When a study sponsor requests information on unenrolled individuals, they should receive fully de-identified information. If the sponsor requests PHI (including a limited dataset of PHI), researchers must:

• have a basis in the HIPAA regulations for sharing this PHI (e.g. a data use agreement, a waiver of authorization, or infrequently a business associate agreement)
• AND only share the minimum necessary amount of PHI the sponsor needs for their workflows.

In these instances, this guideline lays out the approved methods of recording and storing this information.

UW-Madison and UW Health prefer that participant declinations or screen failures be stored in Health Link for several reasons:

1. It is a HIPAA-compliant systems with well-established access controls
2. It provides discrete fields that allow for easy recording and tracking of participant statuses, as well as comments related to that status.  See Prescreen Research Study Association Statuses in Health Link on The Pulse for more information (login required).
3. The data in Health Link can be queried by the SMPH Recruitment Core and used to track the success rate of different recruitment methods.  This allows for the development of targeted recruitment plans for individual studies.

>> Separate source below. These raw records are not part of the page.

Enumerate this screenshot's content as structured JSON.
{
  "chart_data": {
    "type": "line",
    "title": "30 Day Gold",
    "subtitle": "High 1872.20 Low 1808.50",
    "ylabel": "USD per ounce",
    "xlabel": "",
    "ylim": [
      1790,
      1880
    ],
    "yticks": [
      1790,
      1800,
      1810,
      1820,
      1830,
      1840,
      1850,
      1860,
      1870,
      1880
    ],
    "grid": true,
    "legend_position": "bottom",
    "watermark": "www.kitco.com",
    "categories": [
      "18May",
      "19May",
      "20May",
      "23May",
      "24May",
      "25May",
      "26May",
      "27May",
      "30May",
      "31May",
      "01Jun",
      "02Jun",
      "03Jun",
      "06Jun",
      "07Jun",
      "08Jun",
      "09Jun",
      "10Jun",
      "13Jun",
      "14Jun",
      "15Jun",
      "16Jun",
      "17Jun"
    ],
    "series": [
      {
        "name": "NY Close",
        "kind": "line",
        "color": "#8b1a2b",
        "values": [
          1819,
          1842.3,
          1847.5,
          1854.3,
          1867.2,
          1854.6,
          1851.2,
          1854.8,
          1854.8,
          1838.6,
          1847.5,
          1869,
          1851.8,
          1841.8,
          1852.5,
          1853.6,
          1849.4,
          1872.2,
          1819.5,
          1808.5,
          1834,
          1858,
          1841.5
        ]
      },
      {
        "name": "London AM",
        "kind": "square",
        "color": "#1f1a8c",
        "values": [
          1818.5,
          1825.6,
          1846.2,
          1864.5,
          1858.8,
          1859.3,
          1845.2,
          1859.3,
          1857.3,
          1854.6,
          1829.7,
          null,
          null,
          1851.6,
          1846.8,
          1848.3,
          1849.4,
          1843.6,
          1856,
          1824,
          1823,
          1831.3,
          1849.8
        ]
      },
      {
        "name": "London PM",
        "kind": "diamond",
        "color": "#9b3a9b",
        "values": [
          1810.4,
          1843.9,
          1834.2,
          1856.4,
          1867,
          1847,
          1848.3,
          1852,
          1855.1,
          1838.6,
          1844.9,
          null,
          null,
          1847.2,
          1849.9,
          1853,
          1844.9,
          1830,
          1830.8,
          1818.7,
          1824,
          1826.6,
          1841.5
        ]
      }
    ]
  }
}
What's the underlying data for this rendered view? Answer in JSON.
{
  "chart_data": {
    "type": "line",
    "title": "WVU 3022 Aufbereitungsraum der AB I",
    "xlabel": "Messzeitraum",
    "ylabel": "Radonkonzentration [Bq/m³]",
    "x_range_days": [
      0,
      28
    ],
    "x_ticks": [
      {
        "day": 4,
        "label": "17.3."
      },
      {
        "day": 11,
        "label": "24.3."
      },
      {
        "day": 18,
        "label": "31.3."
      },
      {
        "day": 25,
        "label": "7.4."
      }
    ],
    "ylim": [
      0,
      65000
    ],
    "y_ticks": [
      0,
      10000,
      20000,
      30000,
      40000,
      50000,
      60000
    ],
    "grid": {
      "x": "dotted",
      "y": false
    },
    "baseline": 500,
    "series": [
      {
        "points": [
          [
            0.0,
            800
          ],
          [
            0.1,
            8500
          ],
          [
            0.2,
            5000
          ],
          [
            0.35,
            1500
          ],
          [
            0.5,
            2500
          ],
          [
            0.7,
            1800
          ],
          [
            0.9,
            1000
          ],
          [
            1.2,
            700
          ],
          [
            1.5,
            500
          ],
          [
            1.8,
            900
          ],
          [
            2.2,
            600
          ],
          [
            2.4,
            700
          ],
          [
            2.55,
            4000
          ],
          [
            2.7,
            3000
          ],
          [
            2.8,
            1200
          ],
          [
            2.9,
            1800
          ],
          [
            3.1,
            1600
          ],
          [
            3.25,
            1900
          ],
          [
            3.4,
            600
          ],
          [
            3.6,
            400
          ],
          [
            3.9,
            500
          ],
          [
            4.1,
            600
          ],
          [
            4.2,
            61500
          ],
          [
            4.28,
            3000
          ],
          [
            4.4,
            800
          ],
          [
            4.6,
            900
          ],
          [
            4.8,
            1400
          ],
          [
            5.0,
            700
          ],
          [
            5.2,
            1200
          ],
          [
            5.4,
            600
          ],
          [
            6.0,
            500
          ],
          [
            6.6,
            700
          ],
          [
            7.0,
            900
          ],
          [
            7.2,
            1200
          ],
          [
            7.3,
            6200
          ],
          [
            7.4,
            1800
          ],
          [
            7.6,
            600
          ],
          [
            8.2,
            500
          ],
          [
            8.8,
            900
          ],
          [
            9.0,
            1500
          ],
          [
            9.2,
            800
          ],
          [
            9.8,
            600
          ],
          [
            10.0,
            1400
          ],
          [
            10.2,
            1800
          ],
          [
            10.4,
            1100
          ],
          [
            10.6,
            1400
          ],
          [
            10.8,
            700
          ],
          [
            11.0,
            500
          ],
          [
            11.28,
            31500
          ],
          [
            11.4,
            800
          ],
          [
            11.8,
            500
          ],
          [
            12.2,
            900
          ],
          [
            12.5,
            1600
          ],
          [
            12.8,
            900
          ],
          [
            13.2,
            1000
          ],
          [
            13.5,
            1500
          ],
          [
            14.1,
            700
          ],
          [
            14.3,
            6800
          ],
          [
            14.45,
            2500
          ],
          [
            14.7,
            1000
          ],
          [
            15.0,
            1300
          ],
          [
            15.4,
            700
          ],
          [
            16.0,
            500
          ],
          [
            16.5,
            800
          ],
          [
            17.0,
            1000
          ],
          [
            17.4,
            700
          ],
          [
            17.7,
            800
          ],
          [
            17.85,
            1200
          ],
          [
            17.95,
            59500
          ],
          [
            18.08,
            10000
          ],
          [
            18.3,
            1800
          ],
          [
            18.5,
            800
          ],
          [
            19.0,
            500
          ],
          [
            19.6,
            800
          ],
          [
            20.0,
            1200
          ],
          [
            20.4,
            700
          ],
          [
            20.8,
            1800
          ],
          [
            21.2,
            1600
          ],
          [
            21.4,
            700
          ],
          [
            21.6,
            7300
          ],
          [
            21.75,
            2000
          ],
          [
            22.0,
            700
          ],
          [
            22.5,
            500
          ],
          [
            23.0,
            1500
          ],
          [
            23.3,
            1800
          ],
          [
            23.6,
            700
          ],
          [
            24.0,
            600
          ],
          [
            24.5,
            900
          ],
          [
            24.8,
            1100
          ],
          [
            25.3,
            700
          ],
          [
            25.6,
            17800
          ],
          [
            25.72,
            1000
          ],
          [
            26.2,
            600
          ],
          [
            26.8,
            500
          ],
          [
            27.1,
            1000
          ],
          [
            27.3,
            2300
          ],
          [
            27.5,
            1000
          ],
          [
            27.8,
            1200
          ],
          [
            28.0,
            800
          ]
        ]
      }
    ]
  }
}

In instances where tracking declinations and screen failures in Health Link is not feasible, the following HIPAA-compliant systems may be considered:

• REDCap¹
• Florence eBinders²
• File on SecureBox

PHI should never be stored outside of a HIPAA-compliant system.  For HIPAA-compliant systems, please see UW-Madison/SMPH Storage Options.

Instructions

*If you need information related to potential participant responses to MyChart Research Recruitment Invitations, please contact the SMPH Recruitment Core.

Special Circumstances

If a study involves the sharing of participant declinations or screen failures internationally, please work with SMPH Cybersecurity to determine appropriate data storage.  SMPH Cybersecurity can be reached at the SMPH Cybersecurity Portal.

1. UW-Madison has several instances of REDCap, one of which is FDA Title 21 CFR Part 11 compliant.  For details on available REDCap instances, please visit the REDCap: Overview.
2. Florence eBinders is another FDA Title 21 CFR Part 11 compliant system.